Il «nome-marchio» con il quale un determinato vino viene identificato,
infatti, è particolarmente importante soprattutto in un’ottica di
comunicazione efficace e chiara nei confronti del consumatore finale. è vero
che esso non è l’unico strumento per comunicare: in questo comparto, come in
altri, la percezione finale del cliente dipende molto anche dalla confezione
nel suo insieme (tipo di bottiglia, tappo, etichetta, eventuale contenitore,
eventuali documenti allegati, ecc.), come pure dal canale commerciale
utilizzato e dal prezzo praticato (tra l’altro).
Il consumatore finale è particolarmente interessato a ottenere, grazie al
nome o al marchio del prodotto, un insieme di informazioni chiare e coerenti
sulle caratteristiche di ciò che acquista. Per questa ragione le doc e le
docg devono poter rappresentare con chiarezza un prodotto con
caratteristiche di base sufficientemente coerenti e condivise. Quando
nell’ambito della stessa denominazione si trovano prodotti visibilmente e
significativamente differenti per alcune caratteristiche importanti agli
occhi del consumatore, si corre il rischio di svuotare sostanzialmente di
contenuto informativo la denominazione e quindi di perderne in buona parte
anche il valore economico. Con ciò non voglio certo sostenere che non vi
possa essere uno spazio importantissimo per le differenziazioni anche
nell’ambito delle stesse denominazioni: il punto è nel contenuto informativo
che la stessa deve mantenere.
è pure vero che la dinamica tra ruolo delle denominazioni e ruolo del
marchio aziendale dipende molto dalle possibilità di differenziazione
offerte dal vino specifico, dal suo livello qualitativo medio percepito dai
consumatori, come pure dalla struttura del sistema produttivo. La presenza
di un elevato numero di produttori relativamente piccoli nell’ambito di un
determinato contesto locale, ad esempio, tende a rendere decisamente meno
significativo, in genere, il marchio aziendale rispetto alla denominazione.

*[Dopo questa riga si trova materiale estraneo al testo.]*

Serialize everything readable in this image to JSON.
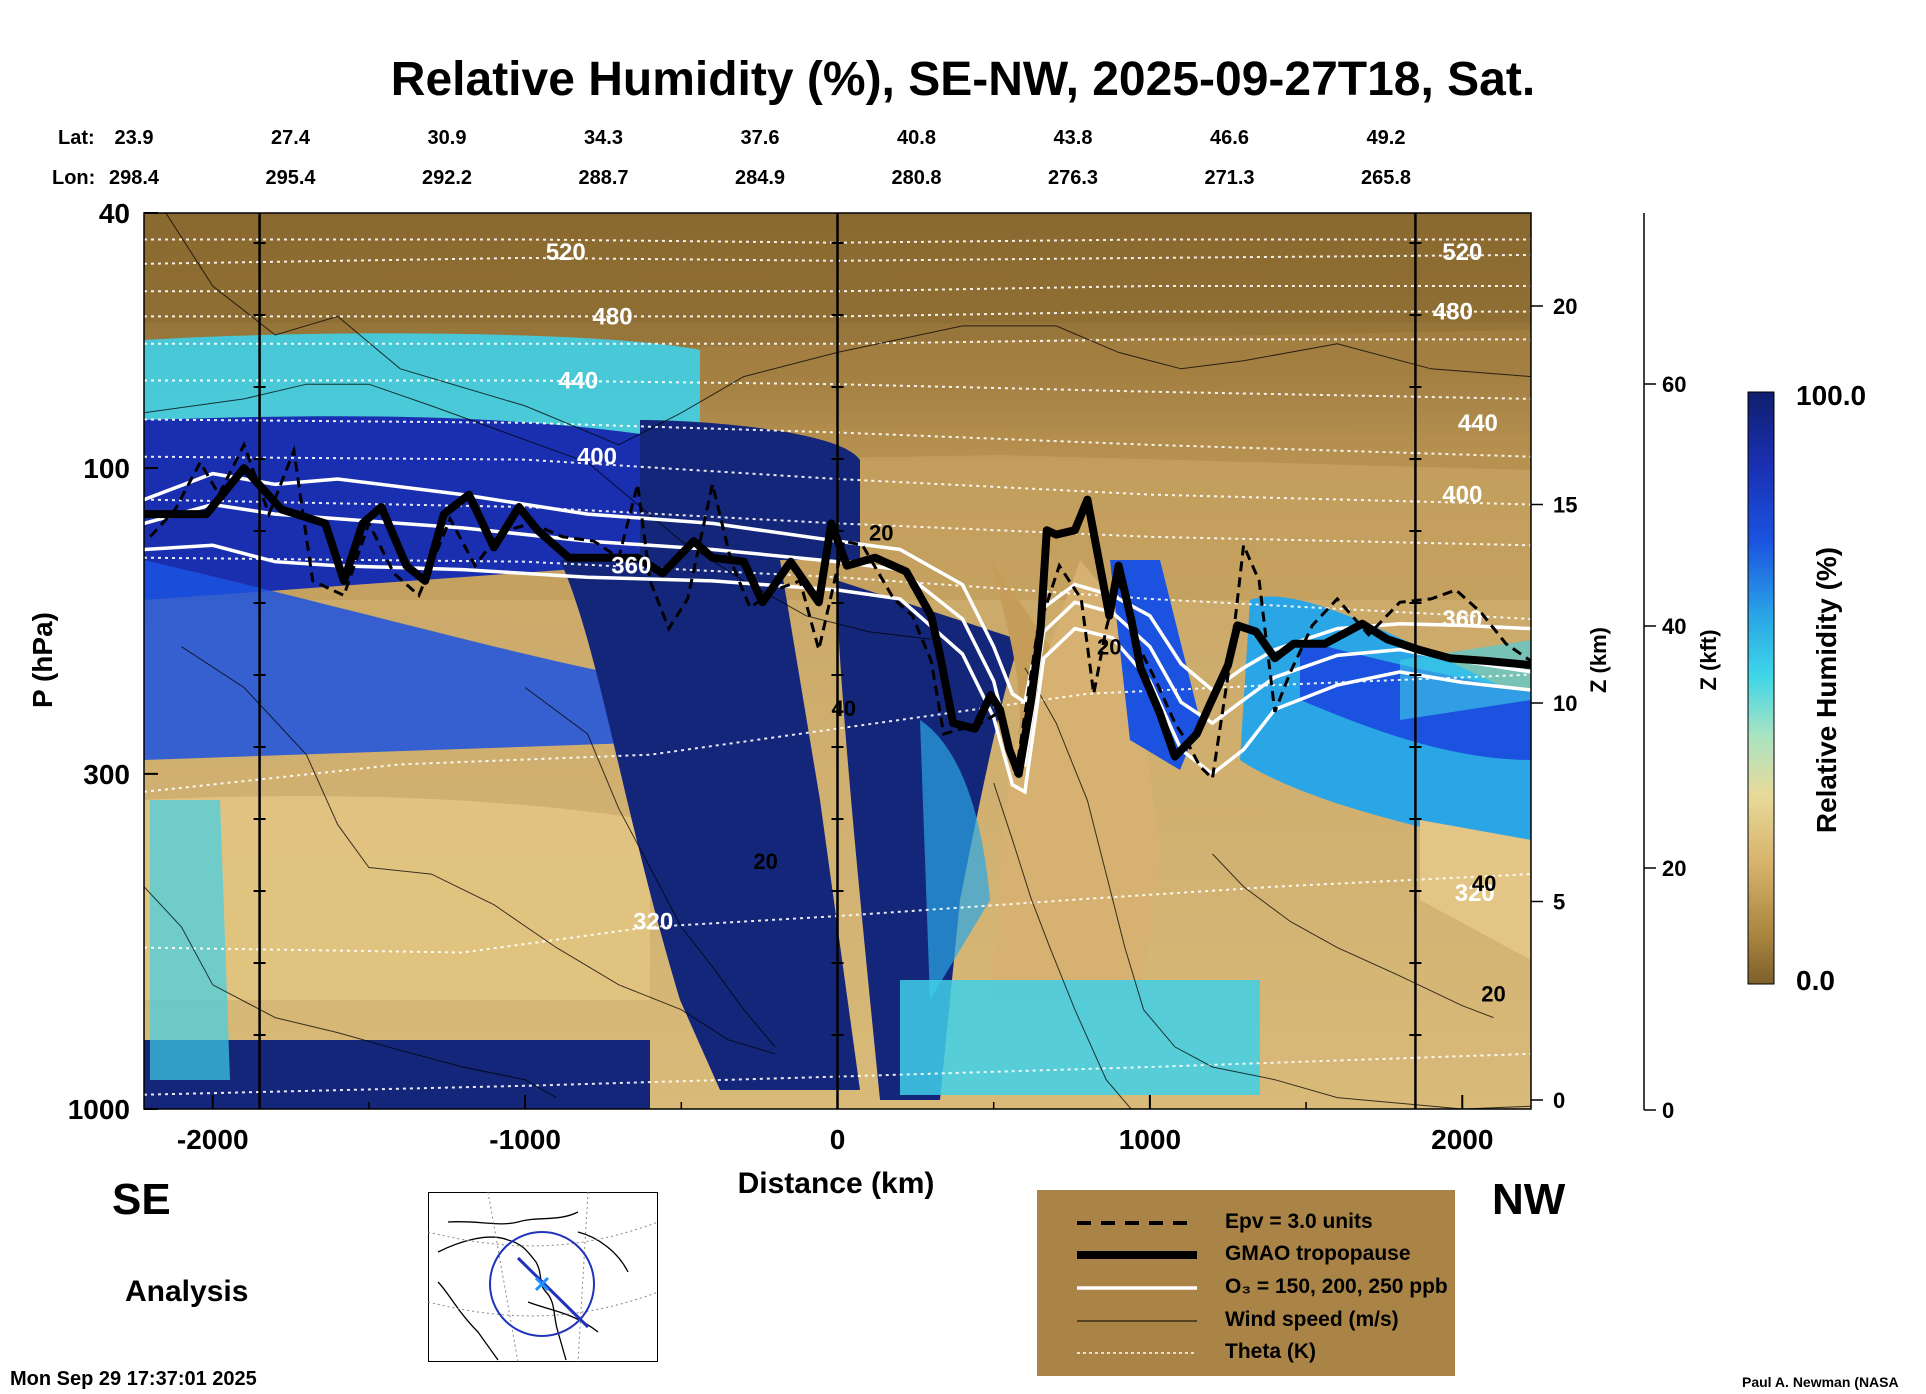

D’altro canto, la presenza di vini percepiti come di grande pregio da parte
dei consumatori, e quindi di alto prezzo, si presta maggiormente e più
opportunamente a strategie di differenziazione più spinte. Si tratta di
trovare, in altri termini, il giusto equilibrio tra le due diverse modalità
di identificazione, soprattutto nell’ambito delle strategie di
comunicazione.
Vi sono casi evidenti nei quali è la denominazione, e semmai il territorio a
essa strettamente collegato, a dover ricoprire il ruolo centrale della
comunicazione, specie se la struttura produttiva è frammentata. D’altro
canto proprio la forte frammentazione produttiva è ancora uno dei principali
punti di debolezza del comparto vinicolo italiano.

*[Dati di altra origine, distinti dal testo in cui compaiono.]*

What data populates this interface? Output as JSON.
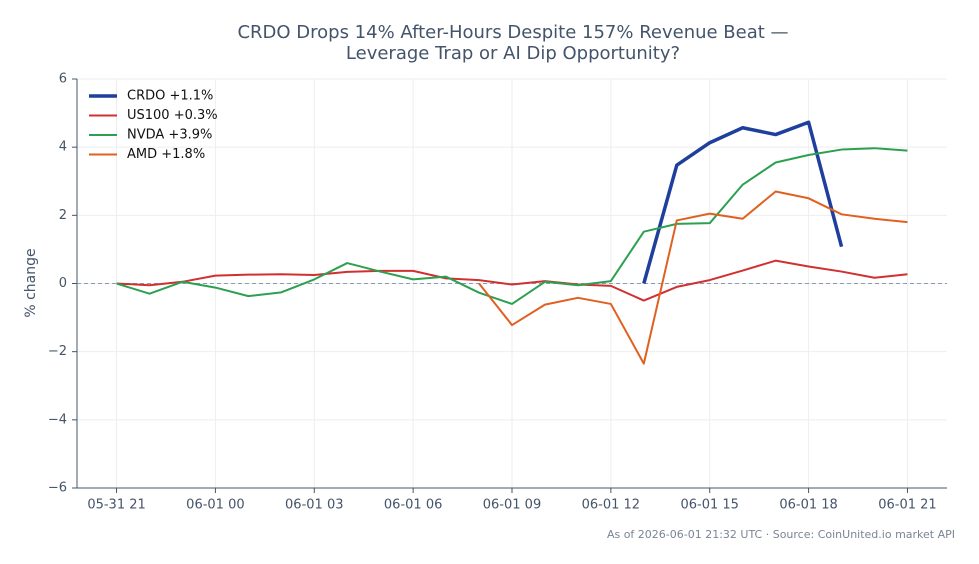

In questi casi, spesso, il marchio proprio non è in grado di aggiungere e
assicurare un premio di prezzo rispetto alla concorrenza, né permette un più
facile accesso agli sbocchi commerciali (si pensi alla gdo) e ai mercati. La
sua importanza è limitata, di solito, esclusivamente al mercato locale. In
questi casi è evidente che la doc può rappresentare, se vi sono le
necessarie coerenze tra caratteristiche qualitative e prezzo, lo strumento
ancora più importante per difendere la propria posizione sul mercato. In
questo caso la doc può anche rappresentare una specie di garanzia almeno su
alcuni dei parametri che concorrono a definire, agli occhi dei consumatori,
un determinato e apprezzato livello qualitativo.

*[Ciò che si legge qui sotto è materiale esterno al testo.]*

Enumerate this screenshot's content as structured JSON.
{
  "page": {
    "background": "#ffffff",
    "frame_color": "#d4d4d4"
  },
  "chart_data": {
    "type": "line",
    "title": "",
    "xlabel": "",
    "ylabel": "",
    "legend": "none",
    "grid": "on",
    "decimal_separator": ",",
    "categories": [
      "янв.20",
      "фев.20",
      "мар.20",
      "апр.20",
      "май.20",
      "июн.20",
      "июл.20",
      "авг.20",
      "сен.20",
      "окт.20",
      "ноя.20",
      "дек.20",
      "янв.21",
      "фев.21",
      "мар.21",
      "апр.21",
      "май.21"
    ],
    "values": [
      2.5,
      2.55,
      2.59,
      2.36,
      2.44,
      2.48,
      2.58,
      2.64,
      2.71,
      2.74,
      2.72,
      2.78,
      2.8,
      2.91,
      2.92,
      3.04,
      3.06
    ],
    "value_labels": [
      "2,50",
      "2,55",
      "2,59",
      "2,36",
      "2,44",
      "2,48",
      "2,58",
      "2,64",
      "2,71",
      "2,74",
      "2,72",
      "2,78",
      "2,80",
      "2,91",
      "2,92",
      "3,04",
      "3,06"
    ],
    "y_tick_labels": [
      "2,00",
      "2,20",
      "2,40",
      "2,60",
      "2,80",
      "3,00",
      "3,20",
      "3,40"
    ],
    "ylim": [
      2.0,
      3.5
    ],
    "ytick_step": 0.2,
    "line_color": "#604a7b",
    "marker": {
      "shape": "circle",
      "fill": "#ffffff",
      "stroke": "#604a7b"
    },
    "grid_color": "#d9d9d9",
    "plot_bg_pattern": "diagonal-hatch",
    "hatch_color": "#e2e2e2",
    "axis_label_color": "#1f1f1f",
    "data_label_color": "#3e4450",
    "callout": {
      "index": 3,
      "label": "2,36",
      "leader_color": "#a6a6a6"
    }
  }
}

Anche l’eccessiva proliferazione di doc, quindi, può essere negativa se il
contesto produttivo di riferimento non ha le dimensioni o le potenzialità
qualitative per poter puntare al raggiungimento di una presenza commerciale
significativa dal punto di vista economico. Ottenere una denominazione,
infatti, così come applicare un «bel nome» a un vino mediocre, non può certo
bastare per costruire un successo commerciale. Al contrario, il più delle
volte si potrebbe comunicare di più e meglio al consumatore finale se si
procedesse a una semplificazione coerente e motivata nella «giungla» dei
nomi e delle specificazioni, e soprattutto se le risorse per la
comunicazione fossero adeguatamente centrate sugli elementi di
identificazione di volta in volta più importanti.